Wednesday, March 4, 2026

Mid Term Art Intervention Project- Dianna Rich


https://docs.google.com/presentation/d/1c2mlZV9pRnLS92_GPLEiwgS9nht0V562KLA9Z9uqM54/edit?usp=drivesdk

I decided to do a stencil because I am a fan of graffiti and I like the way it can interrupt and command attention in a variety of spaces in such a quick way yet last so long and reach so many people. the stencil is about the inaction by the government to address the problem of mass and school shootings in America. It critiques the way our governments responds (or a lack thereof) to these issues with sympathy but no real change. A band aid is a representation of a surface level fix and is not an appropriate solution to a deeper wound. 

 One project that I found inspiring and symbolic is the "Resilience" project by "The Art Collective" which features resin butterflies, some up to five feet wide, which symbolize the fragility of life and are embedded with various objects found by the makers. The use of something so fragile and inconsequential to address such a violent issue creates an interesting juxtaposition. 

Another project I came across in my research was Stephanie Mercedes’ We Were Treated Like Numbers Rather Than Stars' where the artist uses bullet casings and 25 mm shells, the work transforms weapons into soundless bells that look like wind chimes. These are a homage to the victims and a statement on their lives being turned into merely a statistic. It is also an homage to trench art which is art made by soldiers from casings. 

https://thewalters.org/exhibitions/mercedes/

The project works as an intervention because it disrupts the space it is placed in and hopefully makes the viewer reconsider what is an appropriate response and think about what change the would like to see.
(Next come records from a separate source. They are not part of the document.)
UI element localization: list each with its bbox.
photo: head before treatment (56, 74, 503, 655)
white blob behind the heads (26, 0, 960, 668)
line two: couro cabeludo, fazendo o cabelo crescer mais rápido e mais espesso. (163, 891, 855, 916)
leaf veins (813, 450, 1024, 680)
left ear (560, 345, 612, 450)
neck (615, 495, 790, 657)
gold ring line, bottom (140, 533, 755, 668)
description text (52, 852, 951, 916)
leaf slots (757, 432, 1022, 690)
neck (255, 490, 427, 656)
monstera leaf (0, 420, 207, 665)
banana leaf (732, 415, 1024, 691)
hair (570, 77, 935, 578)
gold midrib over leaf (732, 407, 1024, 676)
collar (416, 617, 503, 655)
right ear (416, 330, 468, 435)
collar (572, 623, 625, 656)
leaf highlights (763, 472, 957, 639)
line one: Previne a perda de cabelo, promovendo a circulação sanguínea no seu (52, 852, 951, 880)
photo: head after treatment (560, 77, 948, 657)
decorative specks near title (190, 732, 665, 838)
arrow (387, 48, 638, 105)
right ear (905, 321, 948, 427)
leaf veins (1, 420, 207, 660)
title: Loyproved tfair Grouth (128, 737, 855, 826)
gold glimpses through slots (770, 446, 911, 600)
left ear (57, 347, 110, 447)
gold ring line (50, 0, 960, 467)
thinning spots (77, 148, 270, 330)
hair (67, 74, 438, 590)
It takes a typically acceptable expression of sympathy and shows the viewer how inadequate it is. 


https://giffords.org/action/resilience-butterfly-project/


 Bell Hooks says in "Understanding Patriarchy",  "Clearly we cannot dismantle a system as long as we engage in collective denial about its impact on our lives." I think this plays into the issues we have with gun violence and the inability to get in under control in our society because there is a patriarchal need for dominance and superiority that lends itself to the rationalization of people needing to own firearms. If we cannot admit to ourselves as a society what our reasoning is for needing this and how much more it hurts us than helps us, we cannot save ourselves or convince the government to save us.


Dr. Reilly says in "toward a Curatorial Activism", "What I do know is that, as we venture forward into this new century, it is imperative that art institutions examine not only their putative subjects, but their ideological biases as well. This will involve rethinking methodologies and iconographies for what they say, and do not say, about the constructions of race, gender, class and nation. In such cases, critical theory is not enough; we must re-examine cultural objects and social practices to understand the patterns of everyday life that shape the past and inevitably imprint the future."

I feel this resonates with the topic of my stencil because a lot of times when we hear the conversation about guns in America, people point to the right to bear arms but fail to realize that these provisions were put into place when the world was a different place and I do not think should be taken in the same exact context. We have to be willing to look at things through a modern lens when it comes to modern issues and be willing to examine and break patterns when necessary for the well being of people as a whole.